2.6. Physico-Chemical Characterization of Crude Oil
2.6.1. X-ray Diffraction (XRD)
The soil samples were prepared for XRD measurement by orienting them in a glass slide following standard procedure. The slides were air dried and placed in a desiccators containing silica gel to prevent rehydration. X-ray powder diffraction of the prepared materials was carried out using a Philips diffractometer with nickel-filtered Cu Kα radiation of wavelength 1.5406 Å. Powder diffraction patterns were obtained between 10° and 80° with a scan speed of 5 degree/min. Data were interpreted by reference to X’Pert accompanying software program High Score Plus in conjunction with data from the ICDD (International Centre for Diffraction Data) Powder Diffraction File [33
2.6.2. Gas Chromatographic (GC-FID) Analysis
The soil samples were extracted using methylene chloride solvent. Aliquot of extracts as well as pure fuel were analyzed using an Agilent 6890 Series II gas chromatograph equipped with a flame ionization detector and an on-column injector. Separation was achieved using a 25 m 0.32 mm internal diameter fused silica capillary column. The operating conditions were: Temperature program 40°–280 °C at 4 °C/min, injector temperature 280 °C, detector temperature 280 °C, and carrier gas: H2 (1 mL/min).
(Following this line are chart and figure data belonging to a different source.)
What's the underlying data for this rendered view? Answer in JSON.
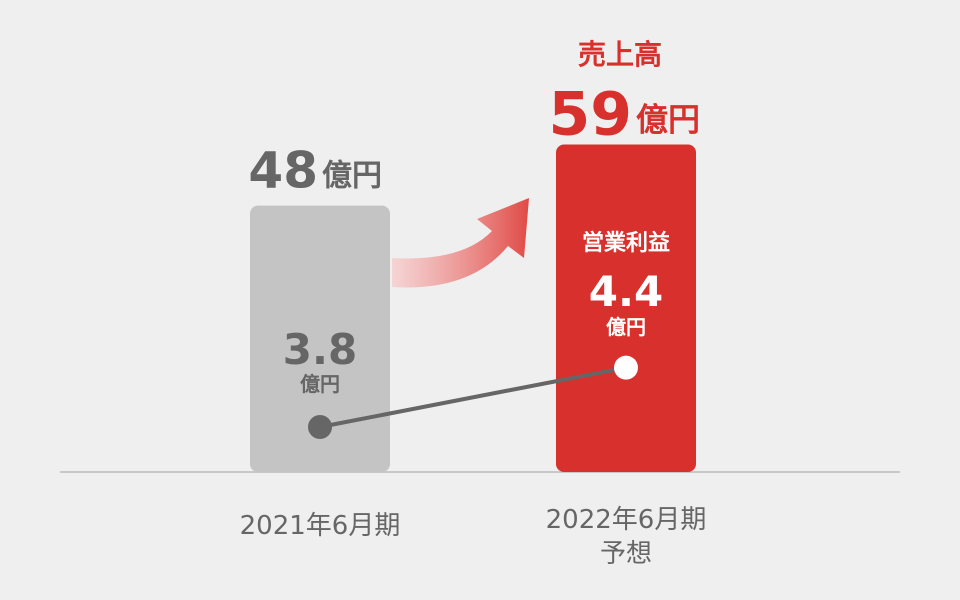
{
  "chart_data": {
    "type": "bar",
    "categories": [
      "2021年6月期",
      "2022年6月期\n予想"
    ],
    "series": [
      {
        "name": "売上高",
        "unit": "億円",
        "values": [
          48,
          59
        ],
        "colors": [
          "#c4c4c4",
          "#d8302c"
        ],
        "labels": [
          "48",
          "59"
        ]
      },
      {
        "name": "営業利益",
        "unit": "億円",
        "type": "line",
        "values": [
          3.8,
          4.4
        ],
        "labels": [
          "3.8",
          "4.4"
        ],
        "colors": [
          "#666666",
          "#ffffff"
        ]
      }
    ],
    "text": {
      "sales_title": "売上高",
      "profit_title": "営業利益",
      "unit": "億円"
    }
  }
}
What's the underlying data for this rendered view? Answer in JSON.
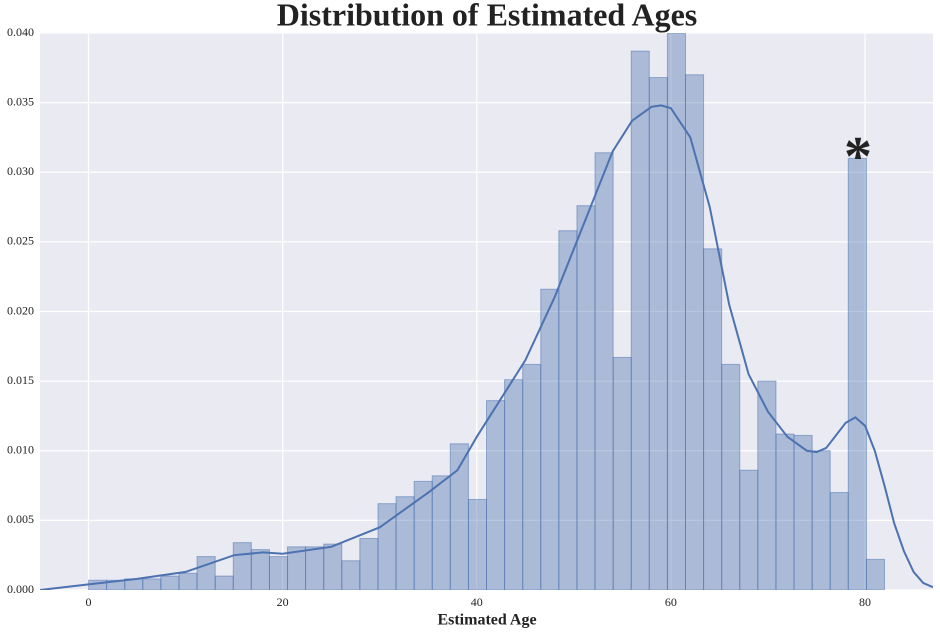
{
  "chart_data": {
    "type": "histogram",
    "title": "Distribution of Estimated Ages",
    "xlabel": "Estimated Age",
    "bins": [
      0,
      1.86,
      3.73,
      5.59,
      7.45,
      9.32,
      11.18,
      13.05,
      14.91,
      16.77,
      18.64,
      20.5,
      22.36,
      24.23,
      26.09,
      27.95,
      29.82,
      31.68,
      33.55,
      35.41,
      37.27,
      39.14,
      41,
      42.86,
      44.73,
      46.59,
      48.45,
      50.32,
      52.18,
      54.05,
      55.91,
      57.77,
      59.64,
      61.5,
      63.36,
      65.23,
      67.09,
      68.95,
      70.82,
      72.68,
      74.55,
      76.41,
      78.27,
      80.14,
      82
    ],
    "values": [
      0.0007,
      0.0007,
      0.0008,
      0.0008,
      0.001,
      0.0012,
      0.0024,
      0.001,
      0.0034,
      0.0029,
      0.0024,
      0.0031,
      0.0031,
      0.0033,
      0.0021,
      0.0037,
      0.0062,
      0.0067,
      0.0078,
      0.0082,
      0.0105,
      0.0065,
      0.0136,
      0.0151,
      0.0162,
      0.0216,
      0.0258,
      0.0276,
      0.0314,
      0.0167,
      0.0387,
      0.0368,
      0.04,
      0.037,
      0.0245,
      0.0162,
      0.0086,
      0.015,
      0.0112,
      0.0111,
      0.01,
      0.007,
      0.031,
      0.0022
    ],
    "color": "#4c72b0",
    "kde": {
      "color": "#4c72b0",
      "x": [
        -5,
        0,
        5,
        10,
        15,
        18,
        20,
        25,
        30,
        35,
        38,
        40,
        42,
        45,
        48,
        50,
        52,
        54,
        56,
        58,
        59,
        60,
        62,
        64,
        66,
        68,
        70,
        72,
        74,
        75,
        76,
        78,
        79,
        80,
        81,
        82,
        83,
        84,
        85,
        86,
        87
      ],
      "values": [
        0,
        0.0004,
        0.0008,
        0.0013,
        0.0025,
        0.0027,
        0.0026,
        0.0031,
        0.0045,
        0.007,
        0.0086,
        0.011,
        0.0132,
        0.0165,
        0.021,
        0.0245,
        0.028,
        0.0315,
        0.0337,
        0.0347,
        0.0348,
        0.0346,
        0.0325,
        0.0275,
        0.0205,
        0.0155,
        0.0128,
        0.011,
        0.01,
        0.0099,
        0.0102,
        0.012,
        0.0124,
        0.0118,
        0.01,
        0.0075,
        0.0048,
        0.0028,
        0.0013,
        0.0005,
        0.0002
      ]
    },
    "annotation": {
      "text": "*",
      "color": "#b22222"
    },
    "xlim": [
      -5,
      87
    ],
    "ylim": [
      0,
      0.04
    ],
    "xticks": [
      0,
      20,
      40,
      60,
      80
    ],
    "yticks": [
      {
        "value": 0,
        "label": "0.000"
      },
      {
        "value": 0.005,
        "label": "0.005"
      },
      {
        "value": 0.01,
        "label": "0.010"
      },
      {
        "value": 0.015,
        "label": "0.015"
      },
      {
        "value": 0.02,
        "label": "0.020"
      },
      {
        "value": 0.025,
        "label": "0.025"
      },
      {
        "value": 0.03,
        "label": "0.030"
      },
      {
        "value": 0.035,
        "label": "0.035"
      },
      {
        "value": 0.04,
        "label": "0.040"
      }
    ],
    "grid": true,
    "background": "#eaeaf2"
  }
}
2.6.3. Physicochemical Parameters Measurements of Crude Oil Polluted Soil
The temperature and pH were determined using thermometer (MRC 201, France) and, pH meter (Accumet AE150 instrument; Fisher Scientific, Illkirch, France), respectively.
Total petroleum hydrocarbon (TPH) percentage of soil samples was measured by distillation using Fann distiller according to API recommendations [34
]. This method is used to determine the percentage of water/oil in the crude oil. 20 mL of each soil sample is placed in a distiller, then heated up to 800 °C. The vapors of water and oil are then condensed back into liquid form and collected (distillate). After about 30 to 60 min of decantation, the volumes of water and oil are read directly. After distillation, the remaining mass of mud is weighed. The percentages of water and oil are directly determined. Two replications were conducted for all measurements. The residual moisture of crude oil polluted soil samples was determined (in duplicate) by the difference in weight before and after drying in a vacuum oven at 105 °C for 3 h in the presence of P2
2.7. Microbiological Analysis
Two replicate samples from each crude oil polluted soil amended with carrot peel waste, carob kibbles, and unamended control soil were withdrawn at the end of second, fourth, and sixth week of the study for the enumeration of total aerobic heterotrophic bacteria. Aliquots of serially diluted samples (0.1 mL) were plated on nutrient agar medium (Oxoid). All inoculated plates were incubated aerobically at room temperature and counted after 48 h.
2.8. Statistical Analysis
Data were statistically analyzed by Data Analysis Tool pack of Microsoft Office Excel 2007 (Microsoft, New York, NY, USA). Excel was used for data management and exploratory data analyses. Excel was also used for drawing of graphs and bar charts regarding temperatures, pH, TPH, residual moisture, and microbiological analysis of crude oil polluted soil amended with carrot peel waste, carob kibbles, and unamended control soil during 45 days of treatments. p < 0.05 was used to judge statistical significance.